El disco sonaba completo por las dos caras. El de la carátula azul, con él delante del piano, y todos los títulos de sus éxitos de entonces en amarillo. Con el tiempo, cada uno de sus temas se convirtió en un clásico y montones de artistas cantaron sus composiciones. Mi papá decía que Manzanero era como Agustín Lara: no importaba que no tuvieran una gran voz, porque la gracia estaba en el sentimiento del autor.
Manzanero fue como una especie de Cyrano de todos. Sin permiso nos apropiamos de sus canciones, para dedicarlas, para explicar el amor, acompañar el primer despecho y el siguiente y el que vino después, hasta que dimos con otra canción o con otro amor; para cantar con derecho propio “Te extraño”.
Y no es que tenemos una frase, que la tenemos; o una canción, que también. De Manzanero tenemos toda una obra para encontrarnos, para viajar en el tiempo, al primer beso, o al menos al primero que recordamos como el más dulce.
Manzanero está en mi vida desde antes de necesitarlo. Quería enamorarme como en sus canciones. Aún no sentía nada de eso que él cantaba, pero invitaba a ilusionarse. Algunas personas se aproximan al amor gracias a la literatura, pero en mi caso fueron las canciones que oía mi papá los domingos en la mañana, los sábados por la tarde o cualquier día que hiciera falta. Los mexicanos ocupaban un lugar estelar. A unos los llamaba por su nombre, como si fueran amigos suyos (José Alfredo, Agustín), a otros con nombre y apellido (Pedro Infante, Pedro Vargas o Javier Solís), y a él lo llamaba Manzanero, a secas.
Visitaba con frecuencia Caracas, y mis papás siempre hacían un grupo para ir a verlo. Fue parte del esplendor de aquellos días en los que por La Boite, en el Hotel Tamanaco, desfilaban grandes artistas. Era fijo al día siguiente escuchar a Manzanero una vez más.
Ya grande, cuando descubrí que quería cantar, siempre encontraba acompañamiento. Ya he contado que canté informalmente en aquel magnífico bar de Alfredo González Amaré, Noche de Ronda, en el sótano del Centro Comercial Chacaíto, donde tanto nos divertimos los cultores del bolero, después de atravesar las lágrimas de San Pedro de la entrada. Mi incursión en el canto duró pocas semanas, porque un amigo de mi papá le fue con el cuento de que yo cantaba. Pero mientras duró, Manzanero fue parte de mi repertorio con dos de sus temas más emblemáticos: «Contigo aprendí» y «Voy a apagar la luz».

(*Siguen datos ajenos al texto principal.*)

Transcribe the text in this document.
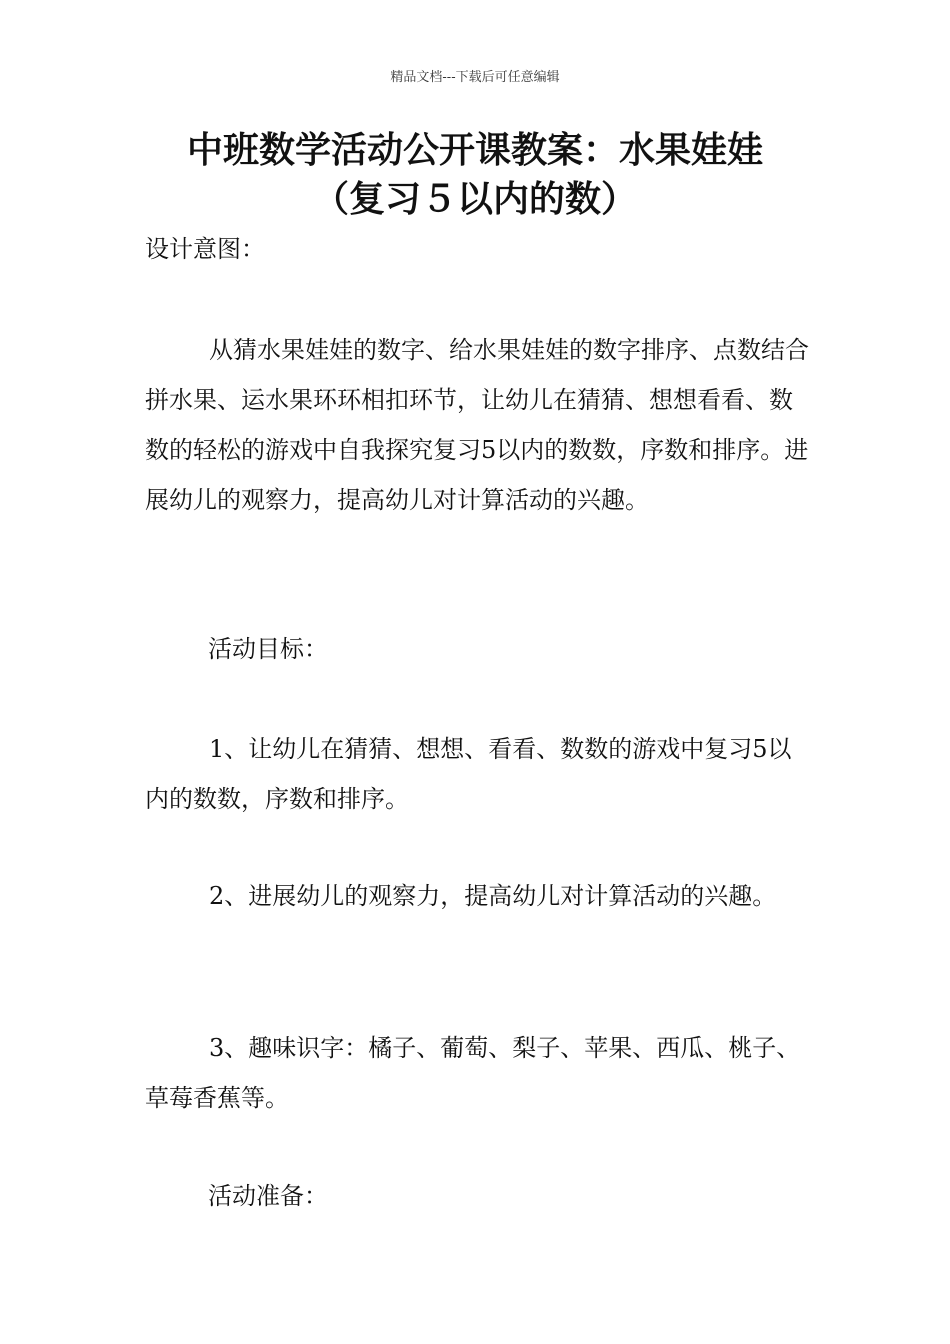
精品文档---下载后可任意编辑
中班数学活动公开课教案：水果娃娃
（复习５以内的数）
设计意图：

从猜水果娃娃的数字、给水果娃娃的数字排序、点数结合拼水果、运水果环环相扣环节，让幼儿在猜猜、想想看看、数数的轻松的游戏中自我探究复习5以内的数数，序数和排序。进展幼儿的观察力，提高幼儿对计算活动的兴趣。

活动目标：

1、让幼儿在猜猜、想想、看看、数数的游戏中复习5以内的数数，序数和排序。

2、进展幼儿的观察力，提高幼儿对计算活动的兴趣。

3、趣味识字：橘子、葡萄、梨子、苹果、西瓜、桃子、草莓香蕉等。

活动准备：
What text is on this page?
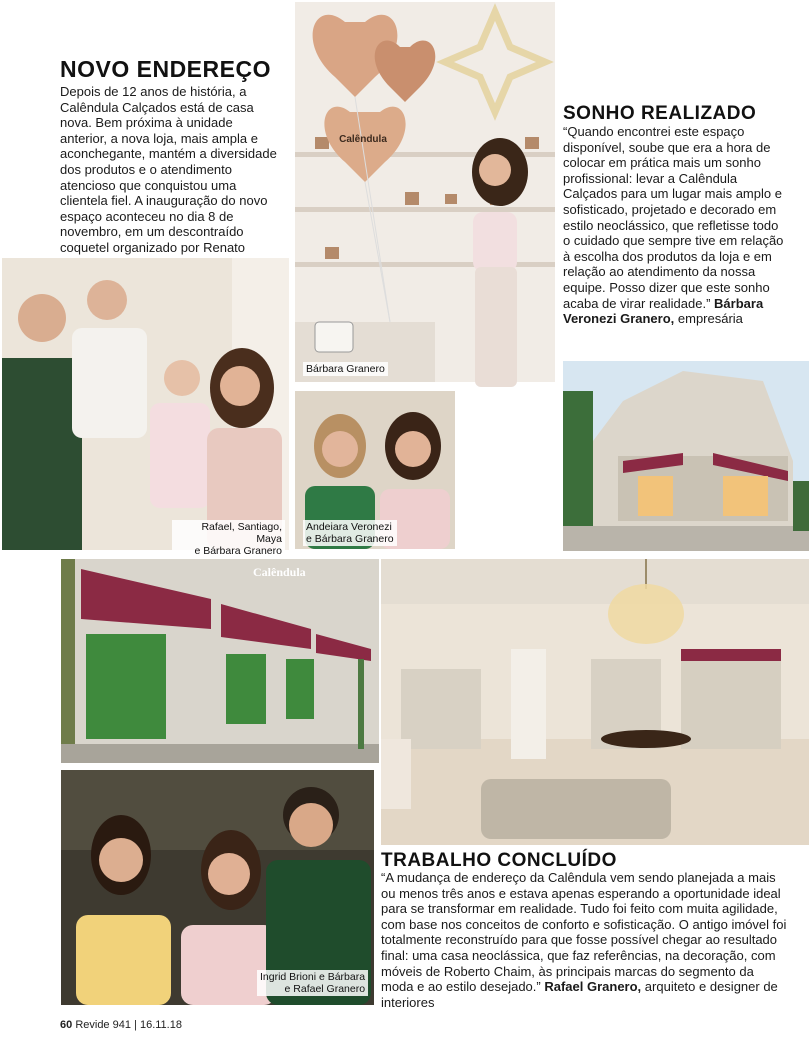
NOVO ENDEREÇO

Depois de 12 anos de história, a Calêndula Calçados está de casa nova. Bem próxima à unidade anterior, a nova loja, mais ampla e aconchegante, mantém a diversidade dos produtos e o atendimento atencioso que conquistou uma clientela fiel. A inauguração do novo espaço aconteceu no dia 8 de novembro, em um descontraído coquetel organizado por Renato

Calêndula
Bárbara Granero
SONHO REALIZADO

“Quando encontrei este espaço disponível, soube que era a hora de colocar em prática mais um sonho profissional: levar a Calêndula Calçados para um lugar mais amplo e sofisticado, projetado e decorado em estilo neoclássico, que refletisse todo o cuidado que sempre tive em relação à escolha dos produtos da loja e em relação ao atendimento da nossa equipe. Posso dizer que este sonho acaba de virar realidade.” Bárbara Veronezi Granero, empresária

Rafael, Santiago, Maya
e Bárbara Granero
Andeiara Veronezi
e Bárbara Granero
Calêndula
Ingrid Brioni e Bárbara
e Rafael Granero
TRABALHO CONCLUÍDO

“A mudança de endereço da Calêndula vem sendo planejada a mais ou menos três anos e estava apenas esperando a oportunidade ideal para se transformar em realidade. Tudo foi feito com muita agilidade, com base nos conceitos de conforto e sofisticação. O antigo imóvel foi totalmente reconstruído para que fosse possível chegar ao resultado final: uma casa neoclássica, que faz referências, na decoração, com móveis de Roberto Chaim, às principais marcas do segmento da moda e ao estilo desejado.” Rafael Granero, arquiteto e designer de interiores

60 Revide 941 | 16.11.18
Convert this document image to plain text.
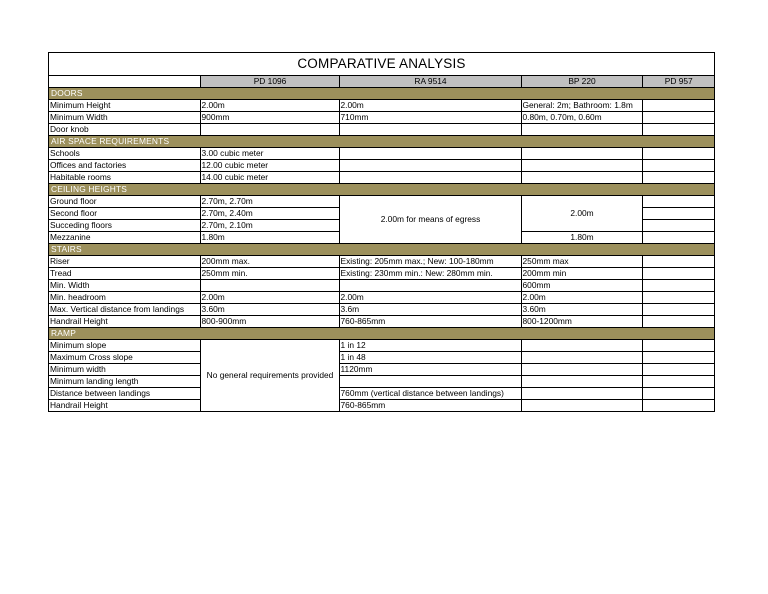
COMPARATIVE ANALYSIS
	PD 1096	RA 9514	BP 220	PD 957
DOORS				
Minimum Height	2.00m	2.00m	General: 2m; Bathroom: 1.8m	
Minimum Width	900mm	710mm	0.80m, 0.70m, 0.60m	
Door knob				
AIR SPACE REQUIREMENTS				
Schools	3.00 cubic meter			
Offices and factories	12.00 cubic meter			
Habitable rooms	14.00 cubic meter			
CEILING HEIGHTS				
Ground floor	2.70m, 2.70m	2.00m for means of egress	2.00m	
Second floor	2.70m, 2.40m			
Succeding floors	2.70m, 2.10m			
Mezzanine	1.80m		1.80m	
STAIRS				
Riser	200mm max.	Existing: 205mm max.; New: 100-180mm	250mm max	
Tread	250mm min.	Existing: 230mm min.: New: 280mm min.	200mm min	
Min. Width			600mm	
Min. headroom	2.00m	2.00m	2.00m	
Max. Vertical distance from landings	3.60m	3.6m	3.60m	
Handrail Height	800-900mm	760-865mm	800-1200mm	
RAMP				
Minimum slope	No general requirements provided	1 in 12		
Maximum Cross slope		1 in 48		
Minimum width		1120mm		
Minimum landing length				
Distance between landings		760mm (vertical distance between landings)		
Handrail Height		760-865mm		
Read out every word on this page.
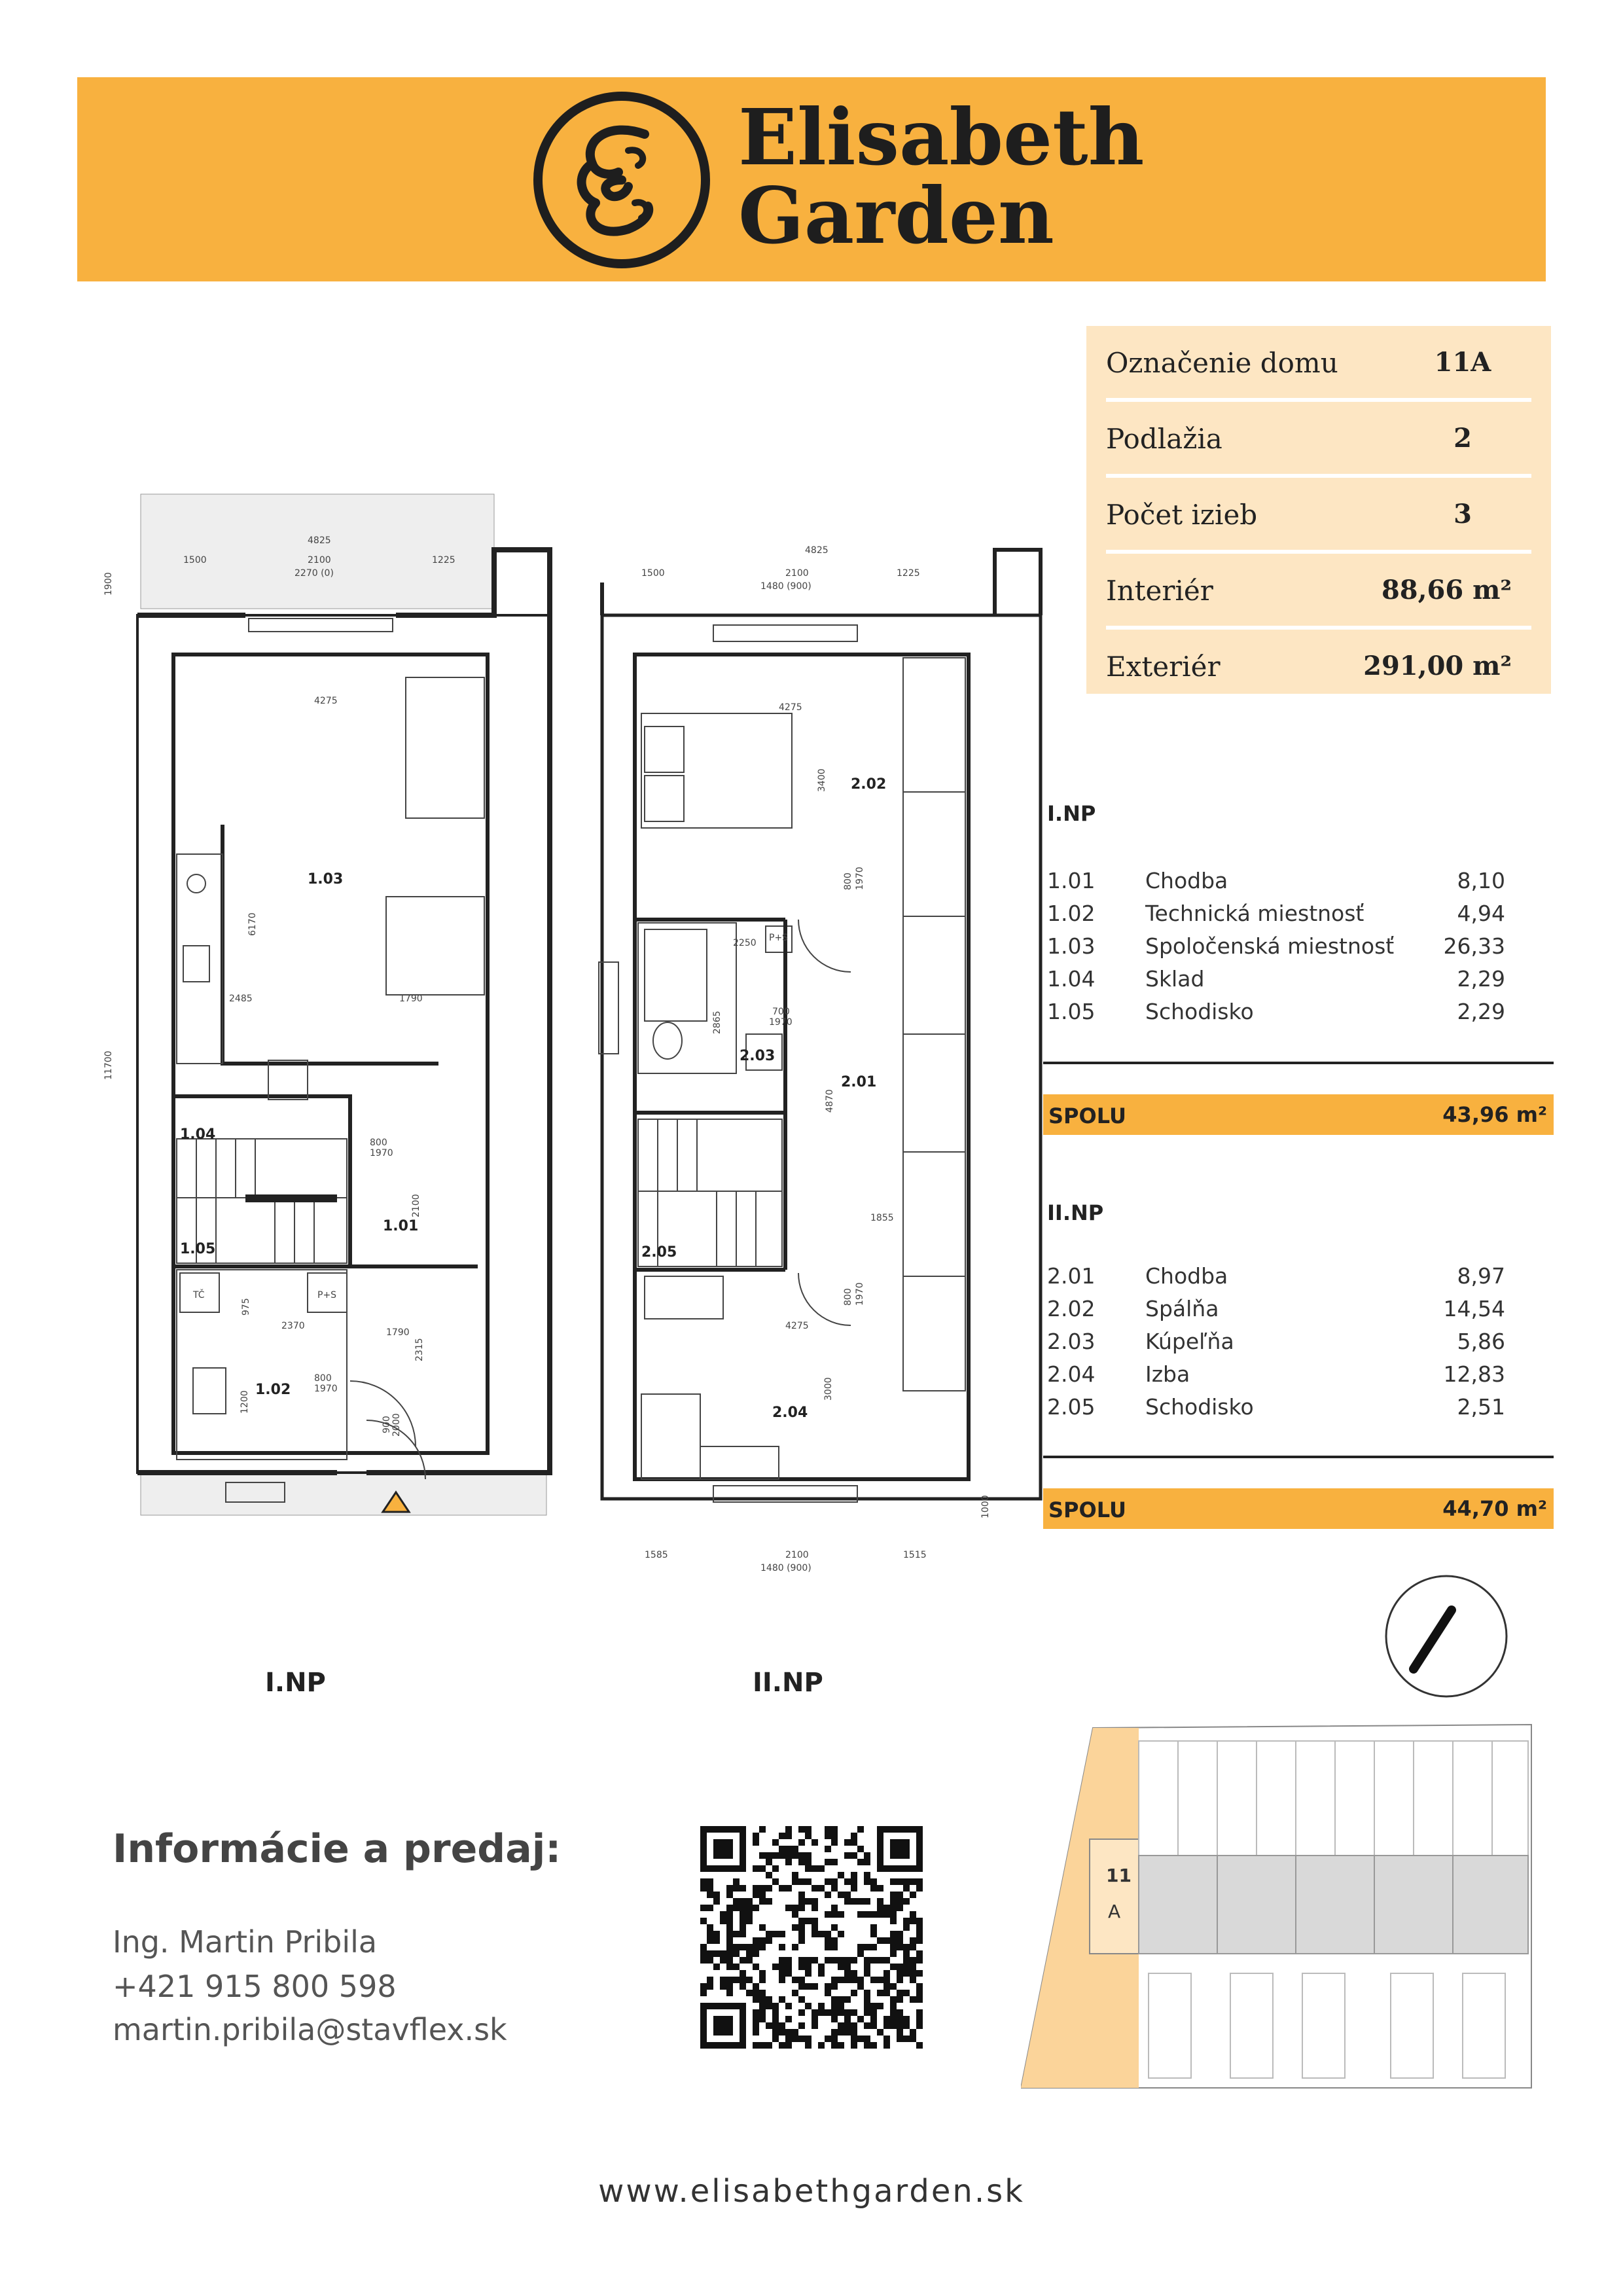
Elisabeth
Garden
Označenie domu	11A
Podlažia	2
Počet izieb	3
Interiér	88,66 m²
Exteriér	291,00 m²
I.NP
1.01 Chodba	8,10
1.02 Technická miestnosť	4,94
1.03 Spoločenská miestnosť 26,33
1.04 Sklad	2,29
1.05 Schodisko	2,29
SPOLU	43,96 m²
II.NP
2.01 Chodba	8,97
2.02 Spálňa	14,54
2.03 Kúpeľňa	5,86
2.04 Izba	12,83
2.05 Schodisko	2,51
SPOLU	44,70 m²
1.03
1.04
1.05
1.01
1.02
4825
1500	2100	1225
2270 (0)
4275
2485	1790
2370
1790
800
1970
800
1970
1900
11700
6170
2100
2315
975
1200
900 2000
TČ	P+S
2.02
2.03
2.01
2.05
2.04
4825
1500	2100	1225
1480 (900)
4275
2250
700
1970
4275
1855
1585	2100	1515
1480 (900)
3400
2865
4870
3000
1000
800 1970
800 1970
P+S
I.NP	II.NP
11
A
Informácie a predaj:
Ing. Martin Pribila
+421 915 800 598
martin.pribila@stavflex.sk
www.elisabethgarden.sk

Pasado el tiempo, entendí que los boleros siempre quedan mejor con despechos entre pecho y espalda. Se puede cantar muy bien, pero sin haber sentido el dolor del desamor o el alivio de ser amado no es posible honrar como es debido lo que dicen esas canciones.
Este lunes amanecimos sin Manzanero. Se fue en la madrugada, como corresponde, a la hora de los trasnochos y los desvelos, pero nos dejó todas sus canciones, que son de todos para siempre. Agradecidos por los versos para los besos. Desde Elvis Presley, pasando por Raphael, Plácido Domingo, Andrea Bocelli, Alejandro Sanz, El Cigala, Olga Guillot, Celia Cruz, Luis Miguel, Tania Libertad, Rocío Dúrcal, Soledad Bravo, hasta Simone, por mencionar algunas de las voces que han interpretado canciones de Armando Manzanero. Sin duda uno de los compositores mexicanos más exitosos y prolíficos de la Historia, equiparable a José Alfredo Jiménez, Agustín Lara o Juan Gabriel.
Alguna vez estas frases fueron mías, unas lo siguen siendo, a manera de cadáver exquisito:
“No sé cuanto hay de verdad cuando estamos hablando”.
“Ya no extraño como antes tu ausencia”.
“Para darnos el más dulce de los besos”.
“Perdóname si al fin con creces pago todos mis errores”.
“No sé tú, pero yo quisiera repetir”.
“No hay nada nuevo, solo que te conocí”.
“Aunque inventes los detalles y te encuentre en cada calle”.
“Nos hizo falta tiempo de caminar la lluvia”.
“Todavía guardo un beso y un suspiro para darte”.
“Aprendí que puede un beso ser más dulce y más profundo”.
“Como yo te amé, no creo que algún día lo puedas entender”.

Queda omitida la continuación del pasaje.